Uncovering what makes the immune system respond the way it does is important. One theory is that an excessive antigenic stimulus overwhelms the immune system, and this is what leads to an inflammatory response. In other words, a small amount of allergen may not be enough to cause symptoms, but continued exposure—or the exposure of number of different antigens—can lead to an overload of the system. This is magnified when one’s immune system is weak (which happens easily when one is tired or stressed or has recently been ill).

There are natural approaches to seasonal allergies that work well:

  • Calm the allergic response. According to a study in the Journal of Alternative and Complementary Medicine, subjects who took 2600 mg of MSM (methylsulfonylmethane) found their upper and total respiratory symptoms significantly reduced within seven days, and improvement continued for all thirty days of the study. Also, as Dr. Mercola notes, MSM is 34% sulfur, which can help maintain optimal health. Sulfur helps the body detoxify itself, and helps produce glutathione, an important antioxidant. MSM is extremely safe and can be taken at high doses, even if one’s diet is full of raw vegetables and MSM-rich foods. Some of our staff have found complete relief from allergies with this product, but required higher daily doses than 2600 mg.

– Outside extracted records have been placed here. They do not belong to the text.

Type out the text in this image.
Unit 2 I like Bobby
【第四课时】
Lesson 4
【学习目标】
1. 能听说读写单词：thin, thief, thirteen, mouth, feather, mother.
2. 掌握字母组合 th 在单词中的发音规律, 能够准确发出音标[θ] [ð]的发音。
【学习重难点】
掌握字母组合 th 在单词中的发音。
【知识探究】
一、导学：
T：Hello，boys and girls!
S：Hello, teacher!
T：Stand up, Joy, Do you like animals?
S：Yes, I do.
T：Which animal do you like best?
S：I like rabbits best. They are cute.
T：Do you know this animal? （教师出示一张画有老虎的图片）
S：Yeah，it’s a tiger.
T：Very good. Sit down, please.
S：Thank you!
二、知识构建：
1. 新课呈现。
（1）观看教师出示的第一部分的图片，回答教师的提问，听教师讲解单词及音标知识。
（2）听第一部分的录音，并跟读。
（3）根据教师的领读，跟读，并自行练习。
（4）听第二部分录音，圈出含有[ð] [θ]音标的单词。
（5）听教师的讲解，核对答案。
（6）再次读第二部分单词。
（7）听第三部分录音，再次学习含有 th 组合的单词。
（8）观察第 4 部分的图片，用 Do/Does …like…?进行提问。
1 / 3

  • Another substance that helps calm down the immune system under a pollen attack is the Alpine herb butterbur. In Scotland, researchers found that butterbur is effective. It can also be used in conjunction with MSM—the sulfur to condition the body, and the herb for acute attacks. Petadolex, a butterbur extract supplement, reduces inflammation so well that it can be used for migraines and other headaches too—it was endorsed as an OTC remedy for migraines by the Academy of Neurology and the American Headache Society after their review of 284 scholarly articles on the subject. Butterbur in the wild contains a potentially toxic substance, but Petadolex has removed it.
  • Freeze-dried nettles and quercetin are also used to reduce allergic response. They both work—the former sooner, and the latter over time—but they typically reduce rather than eliminate symptoms. Antihistamine drugs were initially developed from quercetin. As is often the case, the drugs had serious side effects (such as drowsiness) while the natural product from which it is derived did not. Another natural product that shows promise is Carnivora, derived from the plant of the same name, although more research needs to be done.

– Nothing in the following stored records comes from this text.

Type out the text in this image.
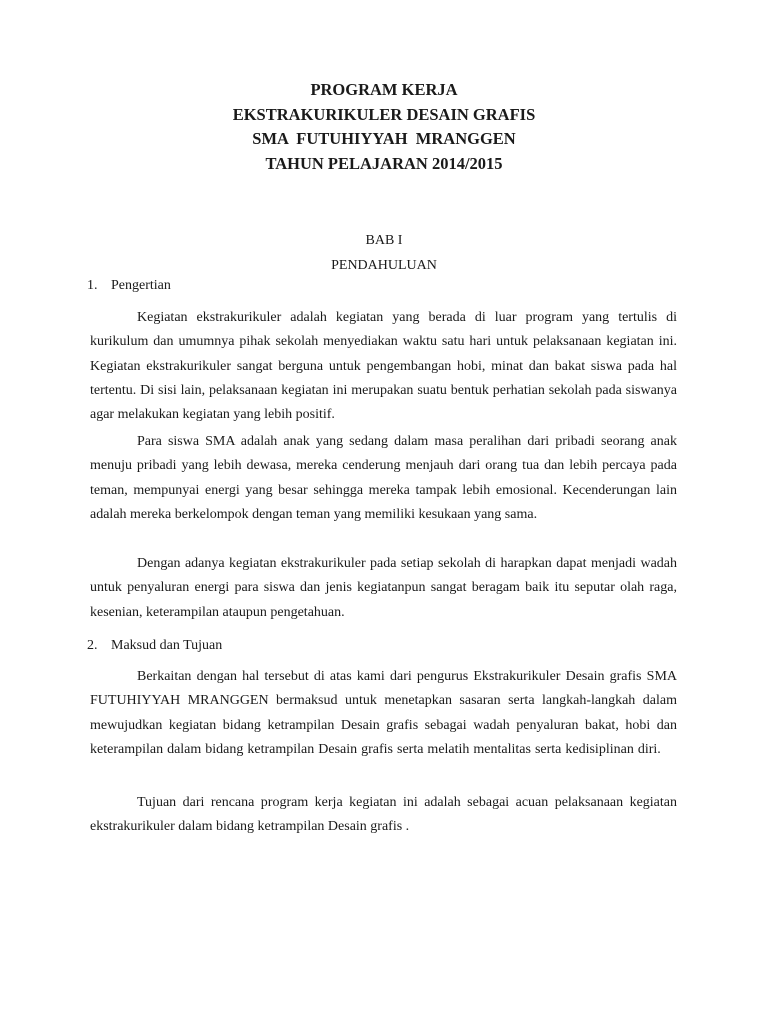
PROGRAM KERJA
EKSTRAKURIKULER DESAIN GRAFIS
SMA  FUTUHIYYAH  MRANGGEN
TAHUN PELAJARAN 2014/2015
BAB I
PENDAHULUAN
1. Pengertian

Kegiatan ekstrakurikuler adalah kegiatan yang berada di luar program yang tertulis di kurikulum dan umumnya pihak sekolah menyediakan waktu satu hari untuk pelaksanaan kegiatan ini. Kegiatan ekstrakurikuler sangat berguna untuk pengembangan hobi, minat dan bakat siswa pada hal tertentu. Di sisi lain, pelaksanaan kegiatan ini merupakan suatu bentuk perhatian sekolah pada siswanya agar melakukan kegiatan yang lebih positif.

Para siswa SMA adalah anak yang sedang dalam masa peralihan dari pribadi seorang anak menuju pribadi yang lebih dewasa, mereka cenderung menjauh dari orang tua dan lebih percaya pada teman, mempunyai energi yang besar sehingga mereka tampak lebih emosional. Kecenderungan lain adalah mereka berkelompok dengan teman yang memiliki kesukaan yang sama.

Dengan adanya kegiatan ekstrakurikuler pada setiap sekolah di harapkan dapat menjadi wadah untuk penyaluran energi para siswa dan jenis kegiatanpun sangat beragam baik itu seputar olah raga, kesenian, keterampilan ataupun pengetahuan.

2. Maksud dan Tujuan

Berkaitan dengan hal tersebut di atas kami dari pengurus Ekstrakurikuler Desain grafis SMA FUTUHIYYAH MRANGGEN bermaksud untuk menetapkan sasaran serta langkah-langkah dalam mewujudkan kegiatan bidang ketrampilan Desain grafis sebagai wadah penyaluran bakat, hobi dan keterampilan dalam bidang ketrampilan Desain grafis serta melatih mentalitas serta kedisiplinan diri.

Tujuan dari rencana program kerja kegiatan ini adalah sebagai acuan pelaksanaan kegiatan ekstrakurikuler dalam bidang ketrampilan Desain grafis .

  • Remove food allergens (which lightens the antigenic load). As the Townsend Letter points out, allergic/inflammatory processes may first become active in the gut. Then transportation of food proteins across the intestinal wall becomes altered, resulting in increased permeability and motility of the intestine—Leaky Gut Syndrome. Coupled with other conditions, such as intestinal infections, flora imbalance, and decreased immunoglobulin A antibodies, this may lead to further intestinal compromise and increased antigen-immune interaction.
  • Get acupuncture. Researchers had 442 people with seasonal allergies receive acupuncture treatments. After eight weeks of acupuncture, a 71% patients reported an improvement in their symptoms (according to a scale used to measure allergy symptoms, the severity of these patients’ symptoms decreased by an impressive 37%).

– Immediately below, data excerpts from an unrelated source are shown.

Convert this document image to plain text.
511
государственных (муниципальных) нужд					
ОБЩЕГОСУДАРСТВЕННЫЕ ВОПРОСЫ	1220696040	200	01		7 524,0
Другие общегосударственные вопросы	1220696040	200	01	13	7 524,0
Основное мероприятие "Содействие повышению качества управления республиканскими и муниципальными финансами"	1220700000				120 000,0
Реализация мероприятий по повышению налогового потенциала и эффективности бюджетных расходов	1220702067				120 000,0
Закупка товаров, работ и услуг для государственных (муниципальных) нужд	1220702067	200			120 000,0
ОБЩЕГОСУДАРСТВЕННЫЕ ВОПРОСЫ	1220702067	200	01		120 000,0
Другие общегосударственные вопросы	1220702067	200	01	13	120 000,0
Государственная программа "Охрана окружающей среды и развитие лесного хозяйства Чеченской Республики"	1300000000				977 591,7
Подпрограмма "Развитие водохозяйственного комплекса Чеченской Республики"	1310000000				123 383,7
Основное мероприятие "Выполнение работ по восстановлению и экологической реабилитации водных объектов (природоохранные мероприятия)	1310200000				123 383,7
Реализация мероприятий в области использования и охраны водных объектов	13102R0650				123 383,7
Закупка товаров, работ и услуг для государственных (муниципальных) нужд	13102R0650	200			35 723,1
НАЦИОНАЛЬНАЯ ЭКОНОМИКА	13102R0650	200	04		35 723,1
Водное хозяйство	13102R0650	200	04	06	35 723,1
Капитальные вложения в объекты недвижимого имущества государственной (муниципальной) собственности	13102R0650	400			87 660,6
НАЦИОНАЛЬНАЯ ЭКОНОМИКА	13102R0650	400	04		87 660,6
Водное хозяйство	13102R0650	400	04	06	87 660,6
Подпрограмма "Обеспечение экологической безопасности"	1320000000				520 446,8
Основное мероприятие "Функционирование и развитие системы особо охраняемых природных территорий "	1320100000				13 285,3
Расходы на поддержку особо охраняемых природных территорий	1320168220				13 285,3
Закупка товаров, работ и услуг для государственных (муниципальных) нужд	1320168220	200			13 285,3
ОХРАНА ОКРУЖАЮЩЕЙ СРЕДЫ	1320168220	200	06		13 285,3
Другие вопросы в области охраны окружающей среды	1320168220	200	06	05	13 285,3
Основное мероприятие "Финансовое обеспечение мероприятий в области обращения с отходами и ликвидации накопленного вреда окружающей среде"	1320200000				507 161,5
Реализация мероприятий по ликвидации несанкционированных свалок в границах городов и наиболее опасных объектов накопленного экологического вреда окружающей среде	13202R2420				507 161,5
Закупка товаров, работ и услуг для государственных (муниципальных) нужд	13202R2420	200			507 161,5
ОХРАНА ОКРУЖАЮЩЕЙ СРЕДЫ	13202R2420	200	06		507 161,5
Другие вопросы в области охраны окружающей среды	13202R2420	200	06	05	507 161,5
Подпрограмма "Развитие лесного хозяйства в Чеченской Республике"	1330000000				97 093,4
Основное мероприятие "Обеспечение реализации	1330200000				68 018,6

  • Reduce general inflammation in the body. Eating lots of veggies with deep-water fish will decrease inflammation levels. Omega-3s from all sources can reduce inflammation as well. In Traditional Chinese Medicine, licorice, skullcap, cordyceps, and perilla have been shown to have anti-inflammatory properties (though consult a TCM practitioner for guidance).

  • Strengthen the immune system. At the head of our list is vitamin D3, which reduces the incidence of respiratory infections. Also get plenty of vitamin E and magnesium, and knock off the sugar, which greatly weakens the immune system. And don’t forget vitamin C: studies indicate it’s a natural antihistamine.
  • Relieve congestion gently. Don’t forget neti pots—saline nasal irrigation—which may provide sinus pain relief for allergy sufferers. But you probably won’t need them if you have enough sulfur in your system.